My late father took new Year especially seriously. He paid all his outstanding bills, (if only….) made up any disagreements he may have had, tied up the loose ends of the old year; he even made sure that he had a haircut and trimmed his nails! He used to open the back door at a moment before midnight to see off the old year, and then knock on the front door as Big Ben chimed to bring in the New, after which he always delighted in rather a raucous rendition of the old Scots song “A gude New Year tae one and a’, and mony may ye see; And during a’ the year tae come, O happy may ye be….” And despite my 32 years in England by comparison with 20 in Scotland, I still preserve the Scots’ rather mawkish sentimentality with regard to Hogmanay. (So often disguised – by others north of the Border – beneath a sea of whisky which also helpfully obliterates life until about the 3rd of January!)
I ponder the ups and downs of the last 12 months – of which there have been a fair few – and try to map out where my life will take me over the next 12 months.
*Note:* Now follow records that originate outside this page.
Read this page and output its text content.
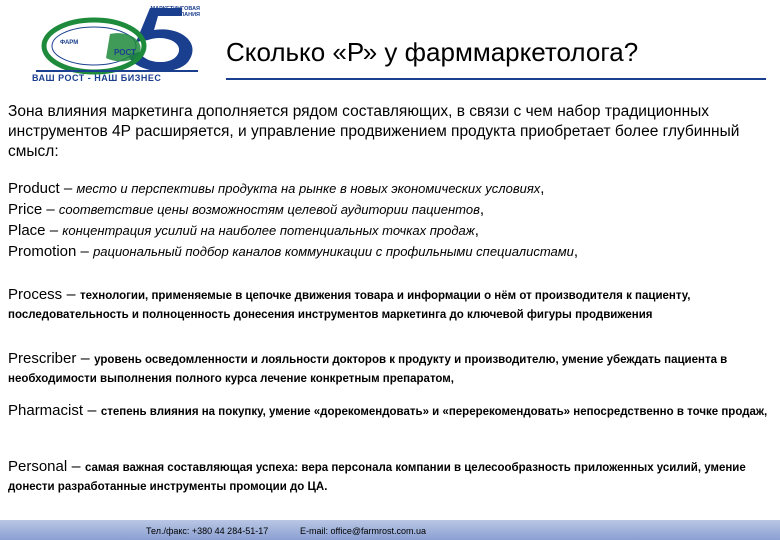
МАРКЕТИНГОВАЯ КОМПАНИЯ
ФАРМ
РОСТ
ВАШ РОСТ - НАШ БИЗНЕС
Сколько «Р» у фарммаркетолога?

Зона влияния маркетинга дополняется рядом составляющих, в связи с чем набор традиционных инструментов 4Р расширяется, и управление продвижением продукта приобретает более глубинный смысл:

Product – место и перспективы продукта на рынке в новых экономических условиях,
Price – соответствие цены возможностям целевой аудитории пациентов,
Place – концентрация усилий на наиболее потенциальных точках продаж,
Promotion – рациональный подбор каналов коммуникации с профильными специалистами,
Process – технологии, применяемые в цепочке движения товара и информации о нём от производителя к пациенту, последовательность и полноценность донесения инструментов маркетинга до ключевой фигуры продвижения
Prescriber – уровень осведомленности и лояльности докторов к продукту и производителю, умение убеждать пациента в необходимости выполнения полного курса лечение конкретным препаратом,
Pharmacist – степень влияния на покупку, умение «дорекомендовать» и «перерекомендовать» непосредственно в точке продаж,
Personal – самая важная составляющая успеха: вера персонала компании в целесообразность приложенных усилий, умение донести разработанные инструменты промоции до ЦА.
Тел./факс: +380 44 284-51-17	E-mail: office@farmrost.com.ua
It’s been a political helter-skelter both nationally and internationally, which shows no sign of abating. I was horrified by the assassination of Benazir Bhutto, who I knew slightly in Oxford, and fear for its consequences both for Pakistan and the Middle East as a whole, and I am already looking forward to returning to that political hothouse in Westminster next Monday.
Exciting times lie ahead of us; but through all of it, I hope that your 2008 will be Happy, Healthy, Prosperous and Safe.